The pot flew out of her hands and the dinner party watched as the pot tumbled in the air and spilled all its contents on the white tiled floor. Mischief scampered off to the living room.
“No!” Martin yelled, unsure whether to help Janice who’d regained her footing, or try to save the soup, managing neither.
The soup lay on the floor, like the bloody remains of the hero soldier; the pot rolled on its side, empty and round as a dark cave. Mischief had vanished.
Janice covered her mouth with her hands, her eyes brimmed with tears and met her dad’s gaze. He snorted, chuckled then burst into roaring laughter.
“We’re in the soup now!” Fred chortled and soon all four elders were hooting and howling with hilarity. Bruce held his sides and Fred slapped his knee. Tears rolled down Mamie’s cheeks and Caroline forwent her usual close-lipped giggle and guffawed, her mouth open wide and her head thrown back. Martin and Janice watched aghast.
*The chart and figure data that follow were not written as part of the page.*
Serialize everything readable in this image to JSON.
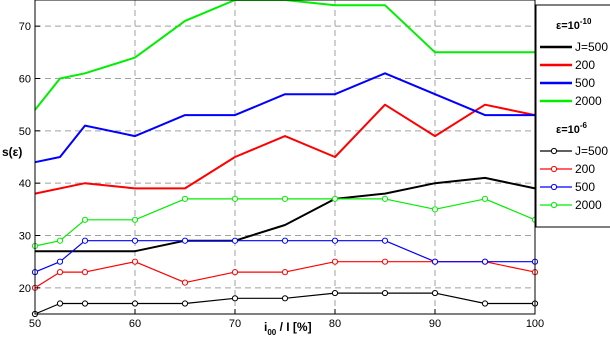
{
  "chart_data": {
    "type": "line",
    "xlabel": {
      "main": "i",
      "sub": "00",
      "rest": " / I [%]"
    },
    "ylabel": "s(ε)",
    "xlim": [
      50,
      100
    ],
    "ylim": [
      15,
      75
    ],
    "xticks": [
      50,
      60,
      70,
      80,
      90,
      100
    ],
    "yticks": [
      20,
      30,
      40,
      50,
      60,
      70
    ],
    "grid": true,
    "legend_position": "right",
    "legend_groups": [
      {
        "base": "ε=10",
        "exp": "-10"
      },
      {
        "base": "ε=10",
        "exp": "-6"
      }
    ],
    "series": [
      {
        "name": "J=500",
        "group": 0,
        "color": "#000000",
        "markers": false,
        "x": [
          50,
          52.5,
          55,
          60,
          65,
          70,
          75,
          80,
          85,
          90,
          95,
          100
        ],
        "y": [
          27,
          27,
          27,
          27,
          29,
          29,
          32,
          37,
          38,
          40,
          41,
          39
        ]
      },
      {
        "name": "200",
        "group": 0,
        "color": "#ff0000",
        "markers": false,
        "x": [
          50,
          55,
          60,
          65,
          70,
          75,
          80,
          85,
          90,
          95,
          100
        ],
        "y": [
          38,
          40,
          39,
          39,
          45,
          49,
          45,
          55,
          49,
          55,
          53
        ]
      },
      {
        "name": "500",
        "group": 0,
        "color": "#0000ff",
        "markers": false,
        "x": [
          50,
          52.5,
          55,
          60,
          65,
          70,
          75,
          80,
          85,
          90,
          95,
          100
        ],
        "y": [
          44,
          45,
          51,
          49,
          53,
          53,
          57,
          57,
          61,
          57,
          53,
          53
        ]
      },
      {
        "name": "2000",
        "group": 0,
        "color": "#00ee00",
        "markers": false,
        "x": [
          50,
          52.5,
          55,
          60,
          65,
          70,
          75,
          80,
          85,
          90,
          95,
          100
        ],
        "y": [
          54,
          60,
          61,
          64,
          71,
          75,
          75,
          74,
          74,
          65,
          65,
          65
        ]
      },
      {
        "name": "J=500",
        "group": 1,
        "color": "#000000",
        "markers": true,
        "x": [
          50,
          52.5,
          55,
          60,
          65,
          70,
          75,
          80,
          85,
          90,
          95,
          100
        ],
        "y": [
          15,
          17,
          17,
          17,
          17,
          18,
          18,
          19,
          19,
          19,
          17,
          17
        ]
      },
      {
        "name": "200",
        "group": 1,
        "color": "#ff0000",
        "markers": true,
        "x": [
          50,
          52.5,
          55,
          60,
          65,
          70,
          75,
          80,
          85,
          90,
          95,
          100
        ],
        "y": [
          20,
          23,
          23,
          25,
          21,
          23,
          23,
          25,
          25,
          25,
          25,
          23
        ]
      },
      {
        "name": "500",
        "group": 1,
        "color": "#0000ff",
        "markers": true,
        "x": [
          50,
          52.5,
          55,
          60,
          65,
          70,
          75,
          80,
          85,
          90,
          95,
          100
        ],
        "y": [
          23,
          25,
          29,
          29,
          29,
          29,
          29,
          29,
          29,
          25,
          25,
          25
        ]
      },
      {
        "name": "2000",
        "group": 1,
        "color": "#00ee00",
        "markers": true,
        "x": [
          50,
          52.5,
          55,
          60,
          65,
          70,
          75,
          80,
          85,
          90,
          95,
          100
        ],
        "y": [
          28,
          29,
          33,
          33,
          37,
          37,
          37,
          37,
          37,
          35,
          37,
          33
        ]
      }
    ]
  }
}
When the laughter subsided, Mamie turned to Caroline and said,
“Come, Caroline, let’s clean this.”
Caroline smiled. They fussed over Janice and brought out the mop and bucket.
“Don’t you worry dear, let us handle this,” Mamie smiled at the stunned Janice.
“Yes, it’s easy as duck soup!” Caroline joked and both ladies dissolved in a fit of giggles over the spillage.
Bruce and Fred patted each other’s backs and went in search of Mischief.
“Too bad about the soup,” Martin smiled at Janice, “but at least it lightened the mood and brought us all together.”